Art Madrid'24 – Costa Gorel

Costa Gorel

Alemania, 1993

Costa Gorel is a Jewish artist living and working in Spain. He has grown up in the Renaissance traditions of northern Germany. His style is inspired by Austrian-German expressionism, showing the traditions of Egon Schiele, Oskar Kokoschka, Ferdinand Hodler and Emil Nolde. In his paintings Costa explores emotional and psychological states, often representing them through a figure's interactions with different spaces, objects and fashion items. The passions of his characters are expressed through architecture and compositional elements. Usually works with oil and watercolor.

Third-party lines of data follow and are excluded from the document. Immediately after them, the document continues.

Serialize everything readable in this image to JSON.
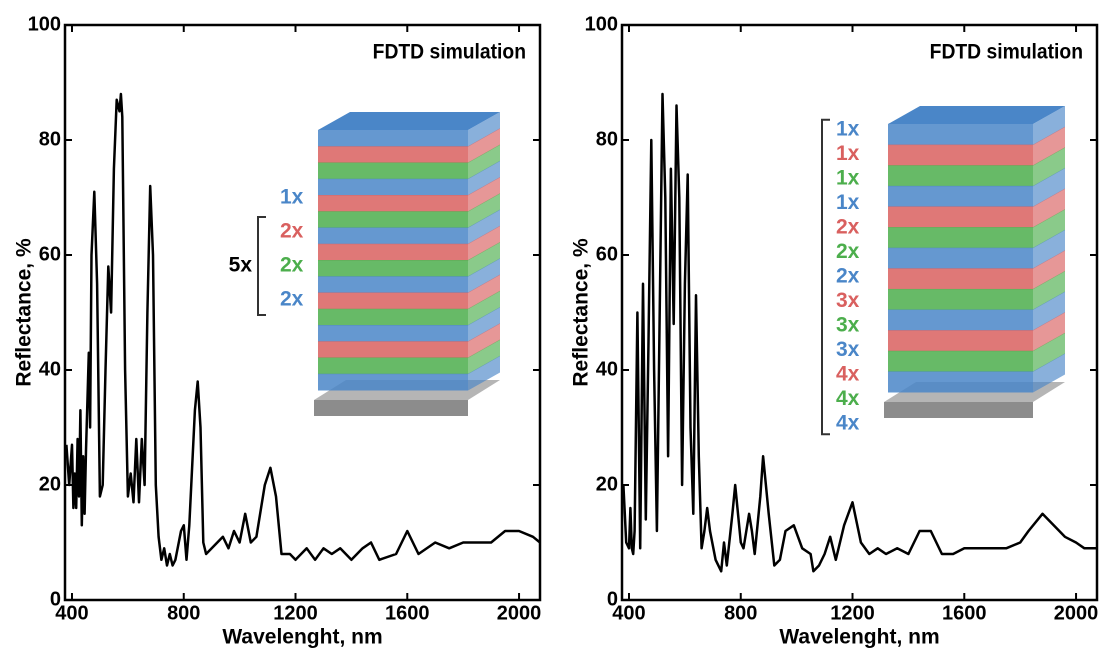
{
  "chart_data": [
    {
      "type": "line",
      "title": "FDTD simulation",
      "xlabel": "Wavelenght, nm",
      "ylabel": "Reflectance, %",
      "color": "#000000",
      "xlim": [
        375,
        2075
      ],
      "xticks": [
        400,
        800,
        1200,
        1600,
        2000
      ],
      "ylim": [
        0,
        100
      ],
      "yticks": [
        0,
        20,
        40,
        60,
        80,
        100
      ],
      "x": [
        380,
        390,
        400,
        405,
        410,
        415,
        420,
        425,
        430,
        435,
        440,
        445,
        450,
        460,
        465,
        470,
        480,
        490,
        500,
        510,
        520,
        530,
        540,
        550,
        560,
        570,
        575,
        580,
        590,
        600,
        610,
        620,
        630,
        640,
        650,
        660,
        670,
        680,
        690,
        700,
        710,
        720,
        730,
        740,
        750,
        760,
        770,
        790,
        800,
        810,
        820,
        840,
        850,
        860,
        870,
        880,
        900,
        920,
        940,
        960,
        980,
        1000,
        1020,
        1040,
        1060,
        1090,
        1110,
        1130,
        1150,
        1180,
        1200,
        1240,
        1270,
        1300,
        1330,
        1360,
        1400,
        1440,
        1470,
        1500,
        1560,
        1600,
        1640,
        1700,
        1750,
        1800,
        1850,
        1900,
        1950,
        2000,
        2050,
        2075
      ],
      "values": [
        27,
        20,
        27,
        16,
        22,
        16,
        28,
        18,
        33,
        13,
        25,
        15,
        26,
        43,
        30,
        60,
        71,
        55,
        18,
        20,
        40,
        58,
        50,
        75,
        87,
        85,
        88,
        84,
        40,
        18,
        22,
        17,
        28,
        17,
        28,
        20,
        50,
        72,
        60,
        20,
        11,
        7,
        9,
        6,
        8,
        6,
        7,
        12,
        13,
        7,
        13,
        33,
        38,
        30,
        10,
        8,
        9,
        10,
        11,
        9,
        12,
        10,
        15,
        10,
        11,
        20,
        23,
        18,
        8,
        8,
        7,
        9,
        7,
        9,
        8,
        9,
        7,
        9,
        10,
        7,
        8,
        12,
        8,
        10,
        9,
        10,
        10,
        10,
        12,
        12,
        11,
        10
      ],
      "bracket_label": "5x",
      "layer_labels": [
        {
          "text": "1x",
          "color": "#4a86c8"
        },
        {
          "text": "2x",
          "color": "#d9605f"
        },
        {
          "text": "2x",
          "color": "#4cae4c"
        },
        {
          "text": "2x",
          "color": "#4a86c8"
        }
      ]
    },
    {
      "type": "line",
      "title": "FDTD simulation",
      "xlabel": "Wavelenght, nm",
      "ylabel": "Reflectance, %",
      "color": "#000000",
      "xlim": [
        375,
        2075
      ],
      "xticks": [
        400,
        800,
        1200,
        1600,
        2000
      ],
      "ylim": [
        0,
        100
      ],
      "yticks": [
        0,
        20,
        40,
        60,
        80,
        100
      ],
      "x": [
        380,
        390,
        400,
        405,
        410,
        415,
        420,
        430,
        440,
        450,
        460,
        470,
        480,
        490,
        500,
        510,
        520,
        530,
        540,
        550,
        560,
        570,
        580,
        590,
        600,
        610,
        620,
        630,
        640,
        650,
        660,
        670,
        680,
        690,
        710,
        730,
        740,
        750,
        770,
        780,
        800,
        810,
        830,
        840,
        850,
        870,
        880,
        900,
        920,
        940,
        960,
        990,
        1020,
        1050,
        1060,
        1080,
        1100,
        1120,
        1140,
        1170,
        1200,
        1230,
        1260,
        1290,
        1320,
        1360,
        1400,
        1440,
        1480,
        1520,
        1560,
        1600,
        1650,
        1700,
        1750,
        1800,
        1830,
        1880,
        1920,
        1960,
        2000,
        2030,
        2075
      ],
      "values": [
        20,
        10,
        9,
        16,
        9,
        8,
        12,
        50,
        9,
        55,
        14,
        45,
        80,
        40,
        12,
        50,
        88,
        70,
        25,
        75,
        48,
        86,
        70,
        20,
        55,
        74,
        30,
        15,
        53,
        25,
        9,
        12,
        16,
        12,
        7,
        5,
        10,
        6,
        15,
        20,
        10,
        9,
        15,
        12,
        8,
        18,
        25,
        15,
        6,
        7,
        12,
        13,
        9,
        8,
        5,
        6,
        8,
        11,
        7,
        13,
        17,
        10,
        8,
        9,
        8,
        9,
        8,
        12,
        12,
        8,
        8,
        9,
        9,
        9,
        9,
        10,
        12,
        15,
        13,
        11,
        10,
        9,
        9
      ],
      "layer_labels": [
        {
          "text": "1x",
          "color": "#4a86c8"
        },
        {
          "text": "1x",
          "color": "#d9605f"
        },
        {
          "text": "1x",
          "color": "#4cae4c"
        },
        {
          "text": "1x",
          "color": "#4a86c8"
        },
        {
          "text": "2x",
          "color": "#d9605f"
        },
        {
          "text": "2x",
          "color": "#4cae4c"
        },
        {
          "text": "2x",
          "color": "#4a86c8"
        },
        {
          "text": "3x",
          "color": "#d9605f"
        },
        {
          "text": "3x",
          "color": "#4cae4c"
        },
        {
          "text": "3x",
          "color": "#4a86c8"
        },
        {
          "text": "4x",
          "color": "#d9605f"
        },
        {
          "text": "4x",
          "color": "#4cae4c"
        },
        {
          "text": "4x",
          "color": "#4a86c8"
        }
      ]
    }
  ]
}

The basic principles that he follows when he creates the paintings are those of the Baroque, the Renaissance, and interior design. Architecture plays a main role in his vocation as a painter because it is composed of stone and is based on the golden proportions. He tries to incorporate elements of Gothic and Baroque architecture into the everyday life of his characters, through bags and accessories that carry the DNA of the architectural heritage. He tries to show that, despite changing trends and ages, the essential things are immovable and unchanging. She uses sexuality and nudity as tools to show vulnerability, insecurity, and at the same time passion and thirst for life, which are eternally unbreakable.

His character is Orlando, from Virginia Woolf's novel of the same name, who knows the modern world, but remembers the experience of past centuries. The artist believes that the description of the inner essence of his characters corresponds perfectly with the quote from the same writer in another of her novels, "A Room of One's Own": "The beauty of the world that will so soon perish has two edges, one of laughter, the other of anguish, splitting the heart in two."